Читать «Том 7. Мать. Рассказы, очерки 1906-1907» онлайн - страница 90
Максим Горький
Теперь солдат говорил тихо, раздумчиво и дёргал головой снизу вверх. В его словах Вера не слышала сожаления. Она молча, острым взглядом неприязненно прищуренных глаз, рассматривала солдата, тихонько покусывая губы, искала какое-то сильное слово, чтобы ударить в сердце ему и надолго поселить в нём жгучую боль.
— А рыба-то перестала клевать! — озабоченно и негромко воскликнул он. — Она не любит разговоров, рыба! А может — уж поздно!
Он поднял голову, взглянул на небо и улыбнулся, продолжая:
— Хорош вечерок! Ну-ка ещё?
Забросил крючок в омут, посмотрел на Веру и сообщил ей:
— Привычек здешней рыбы не знаю — первый раз ловлю. А у неё разные привычки — тут она так, там — иначе живёт.

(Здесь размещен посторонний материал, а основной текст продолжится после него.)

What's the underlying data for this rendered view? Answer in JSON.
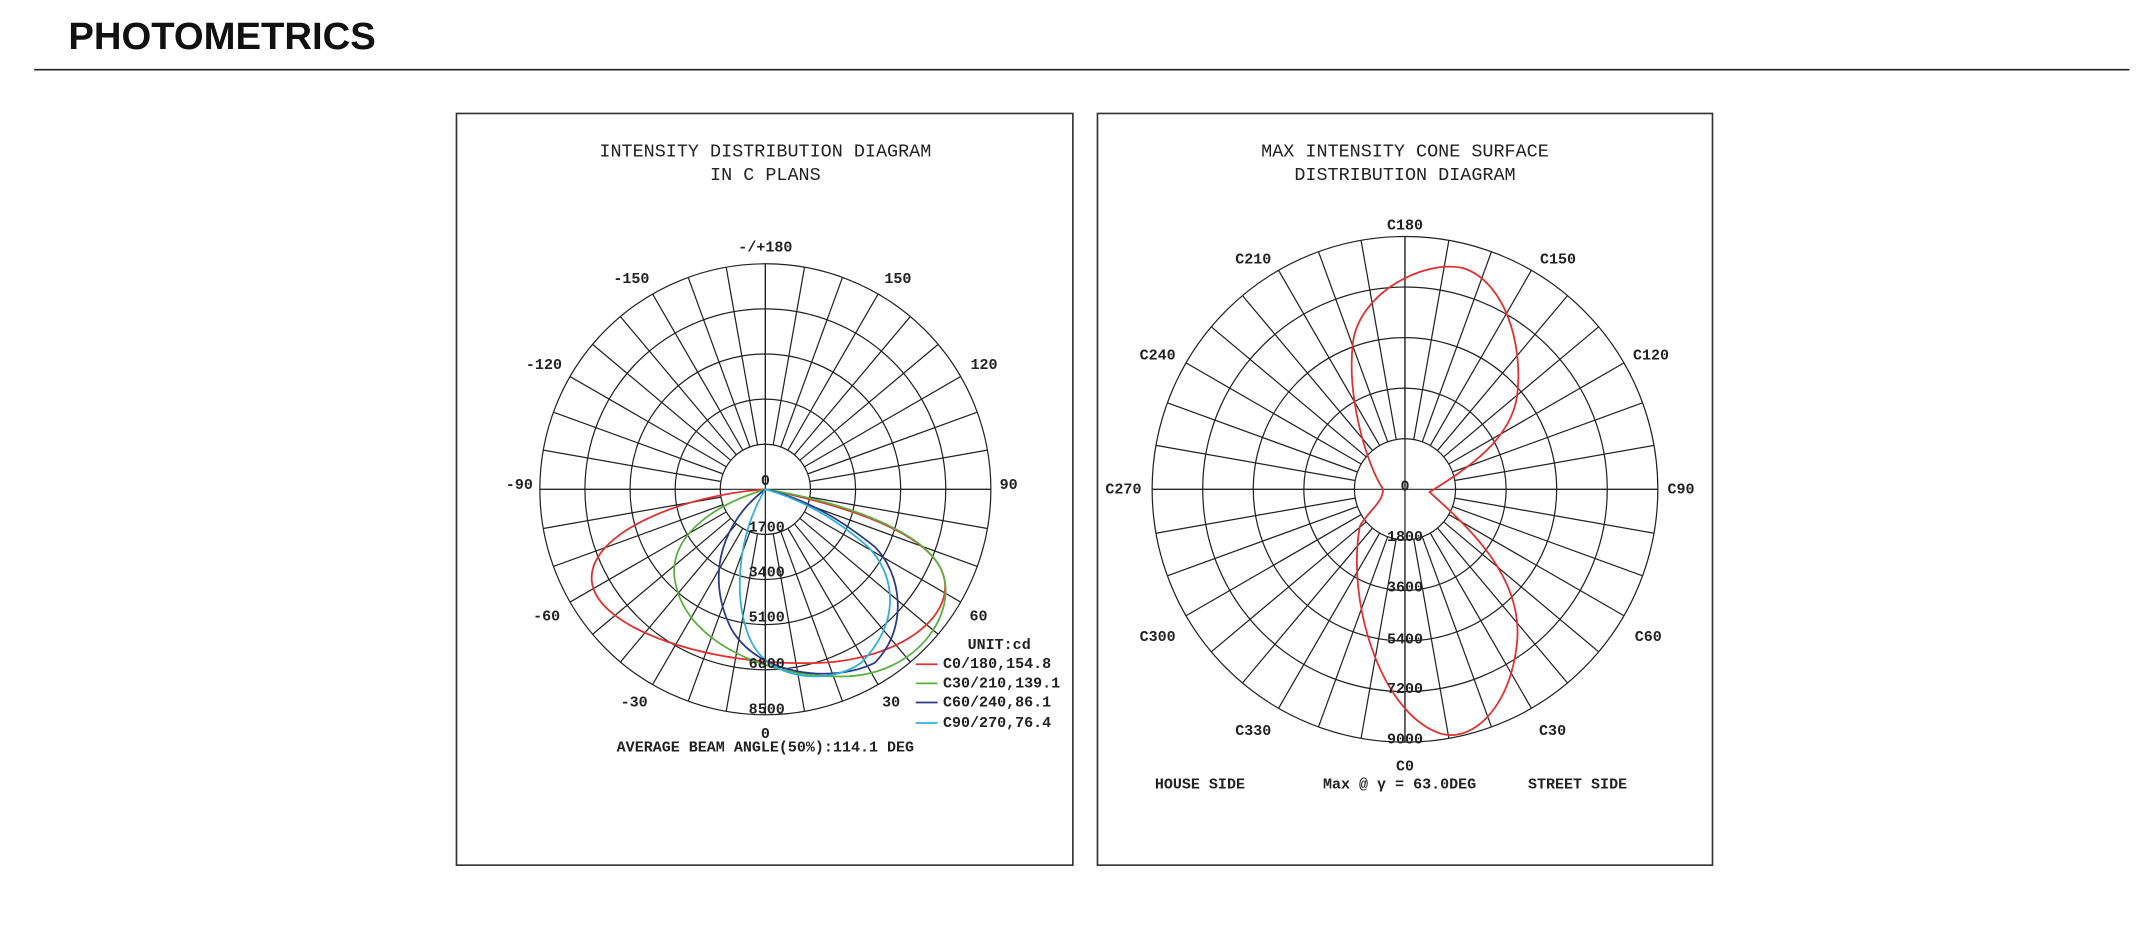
{
  "header": {
    "title": "PHOTOMETRICS"
  },
  "panels": [
    {
      "title_lines": [
        "INTENSITY DISTRIBUTION DIAGRAM",
        "IN C PLANS"
      ],
      "angle_labels": [
        "-/+180",
        "150",
        "120",
        "90",
        "60",
        "30",
        "0",
        "-30",
        "-60",
        "-90",
        "-120",
        "-150"
      ],
      "radial_labels": [
        "0",
        "1700",
        "3400",
        "5100",
        "6800",
        "8500"
      ],
      "unit_label": "UNIT:cd",
      "legend": [
        "C0/180,154.8",
        "C30/210,139.1",
        "C60/240,86.1",
        "C90/270,76.4"
      ],
      "footer": "AVERAGE BEAM ANGLE(50%):114.1 DEG"
    },
    {
      "title_lines": [
        "MAX INTENSITY CONE SURFACE",
        "DISTRIBUTION DIAGRAM"
      ],
      "angle_labels": [
        "C180",
        "C150",
        "C120",
        "C90",
        "C60",
        "C30",
        "C0",
        "C330",
        "C300",
        "C270",
        "C240",
        "C210"
      ],
      "radial_labels": [
        "0",
        "1800",
        "3600",
        "5400",
        "7200",
        "9000"
      ],
      "footer_left": "HOUSE SIDE",
      "footer_middle": "Max @ γ = 63.0DEG",
      "footer_right": "STREET SIDE"
    }
  ]
}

А вот солдату везде одинаково трудно, особливо же пехоте!
— А крестьянам разве не трудно? — сухо спросила Вера.
— Кто говорит — не трудно! — воскликнул солдат, пожав плечами, и со смешной напыщенностью поучительно добавил: — Ну, начали они дерзко поступать, например — усадьбу поджигали, сено спалили, мельницу — это зачем? Авдеев говорит — дикость это, потому как всё есть человеческая работа и надо её жалеть. Работу, говорит, надо ценить без обиды, а не истреблять зря…
Он пристально взглянул в лицо Веры и строго спросил:
— А вы кто здесь будете?
— Я? Подруга учительницы.
— М-м…
— А что?
— Так. Во время пожара здесь были?
— Нет.
Солдат отвернулся и стал следить за поплавком. Вера почувствовала себя задетой его вопросами, в них явно звучало подозрение. Она решительно опустилась на бревно сзади солдата и выше его и негромко, мягко, но строго заговорила:
— Вы понимаете то, что вас заставляют делать?

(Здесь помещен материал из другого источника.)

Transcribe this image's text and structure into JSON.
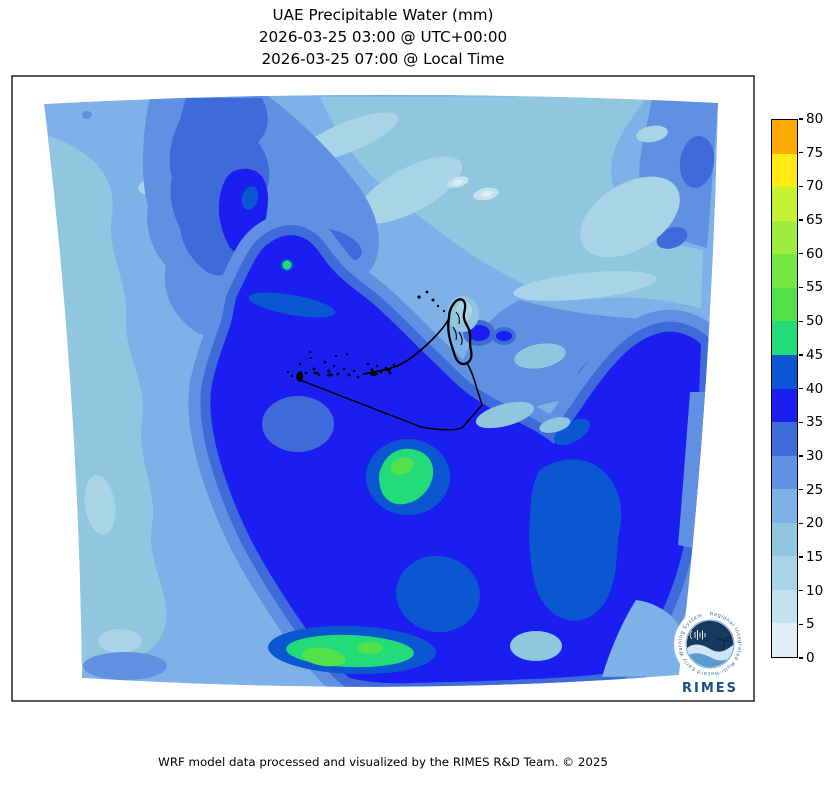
{
  "title": {
    "line1": "UAE Precipitable Water (mm)",
    "line2": "2026-03-25 03:00 @ UTC+00:00",
    "line3": "2026-03-25 07:00 @ Local Time"
  },
  "footer": {
    "text": "WRF model data processed and visualized by the RIMES R&D Team. © 2025"
  },
  "colorbar": {
    "min": 0,
    "max": 80,
    "step": 5,
    "ticks": [
      0,
      5,
      10,
      15,
      20,
      25,
      30,
      35,
      40,
      45,
      50,
      55,
      60,
      65,
      70,
      75,
      80
    ],
    "colors": [
      "#dfeef6",
      "#c4e1ef",
      "#a9d4e8",
      "#90c6e0",
      "#7eb1e8",
      "#5f90e2",
      "#3f6ad9",
      "#1a1ef0",
      "#0b57d2",
      "#22dc7a",
      "#52e14b",
      "#74e741",
      "#9eec3c",
      "#c6f233",
      "#ffe913",
      "#ffaa00"
    ],
    "outline_color": "#000000"
  },
  "logo": {
    "text": "RIMES",
    "ring_text": "Regional Integrated Multi-Hazard Early Warning System",
    "navy": "#16395f",
    "mid_blue": "#5b9bd0",
    "light_blue": "#cfe6f5",
    "text_color": "#1b4f8a",
    "ring_text_color": "#2e6da4"
  },
  "chart_data": {
    "type": "filled_contour_map",
    "title": "UAE Precipitable Water (mm)",
    "variable": "precipitable water",
    "units": "mm",
    "levels_mm": [
      0,
      5,
      10,
      15,
      20,
      25,
      30,
      35,
      40,
      45,
      50,
      55,
      60,
      65,
      70,
      75,
      80
    ],
    "colorbar_colors": [
      "#dfeef6",
      "#c4e1ef",
      "#a9d4e8",
      "#90c6e0",
      "#7eb1e8",
      "#5f90e2",
      "#3f6ad9",
      "#1a1ef0",
      "#0b57d2",
      "#22dc7a",
      "#52e14b",
      "#74e741",
      "#9eec3c",
      "#c6f233",
      "#ffe913",
      "#ffaa00"
    ],
    "value_range_depicted_mm": [
      5,
      55
    ],
    "legend_position": "right",
    "notable_regions": [
      {
        "location": "center and south of domain (UAE interior)",
        "value_mm": "35-40"
      },
      {
        "location": "west and northwest edge",
        "value_mm": "15-25"
      },
      {
        "location": "northeast sector (Gulf of Oman side)",
        "value_mm": "10-20 with pockets of 5-10"
      },
      {
        "location": "pocket north of UAE coast (upper middle)",
        "value_mm": "35-45"
      },
      {
        "location": "local maxima south-center and along bottom",
        "value_mm": "45-55"
      },
      {
        "location": "right edge mid-height band",
        "value_mm": "35-40"
      }
    ],
    "overlays": [
      "UAE coastline, islands and borders drawn in black"
    ]
  }
}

Девушка несколько недель агитировала среди рабочих в городе, считала себя опытной, но ей впервые приходилось говорить солдату, её щекотал острый холодок опасности, это возбуждало.
В начале её речи солдат молча и удивлённо посмотрел на неё и невнятно буркнул что-то, потом он отвернулся к спокойному лицу омута и согнул шею, а спустя минуту громко засопел, обиженно заметив:
— Разве я один?
И взмахнул удилищем слишком резко.
Вера убеждённо и горячо говорила о преступной, циничной силе, которая, хитро и расчётливо защищая свою власть, ставит людей друг против друга врагами, будит в них звериные чувства и пользуется ими, точно камнями, для избиения простой и ясной правды жизни, так жадно нужной людям, — правды, о которой тоскует вся тяжкая, больная от усталости и злобы человеческая жизнь.

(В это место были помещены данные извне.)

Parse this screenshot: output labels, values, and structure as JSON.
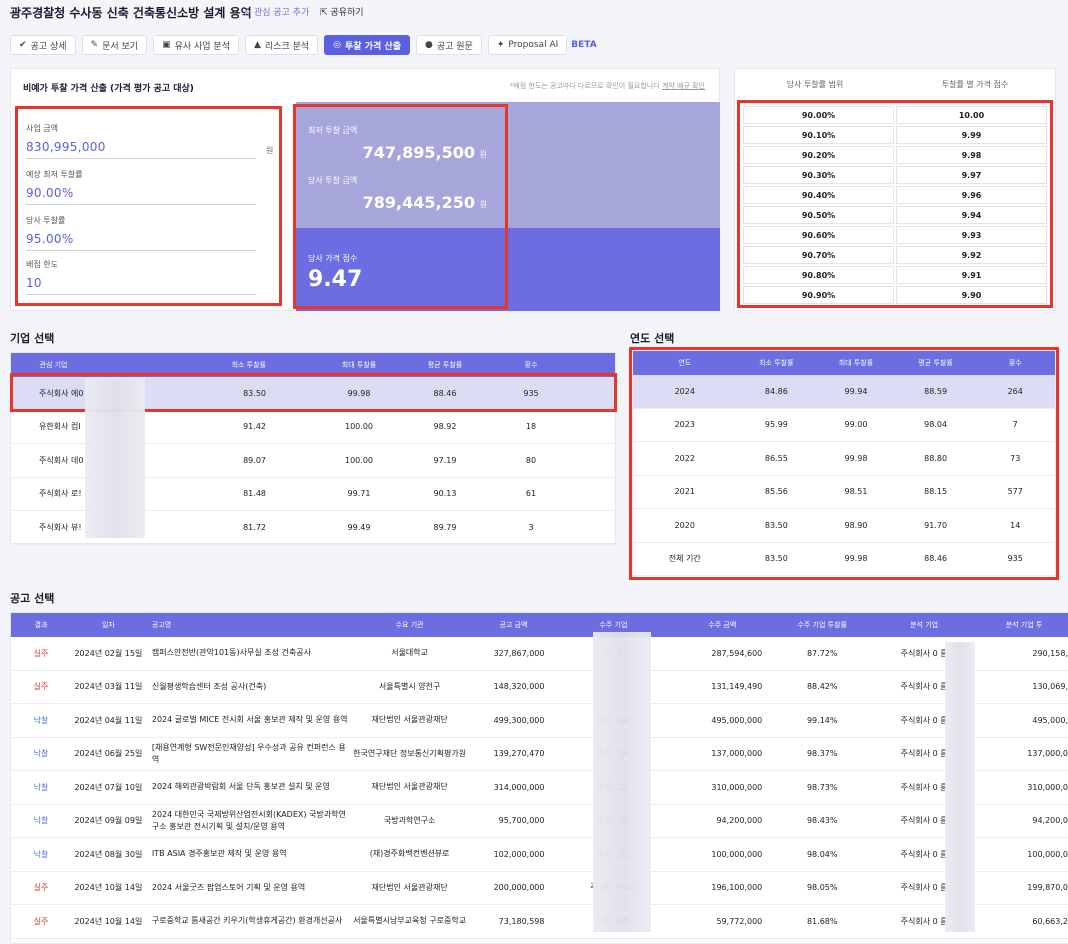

Солдат бесшумно, не торопясь положил удилище на чёрную, засыпанную углями землю плотины и долго сидел неподвижно, глядя вдаль по течению реки, уходившей в лес.
— Авдеев тоже так говорит! — вдруг заметил он и встал на ноги; лицо у него было озабоченное, а глаза суетливо и радостно бегали по сторонам.
— То же самое, как есть! — торопливо повторил он. — Вы подождите! Он сюда придёт — за рыбой, вы при нём скажите, а?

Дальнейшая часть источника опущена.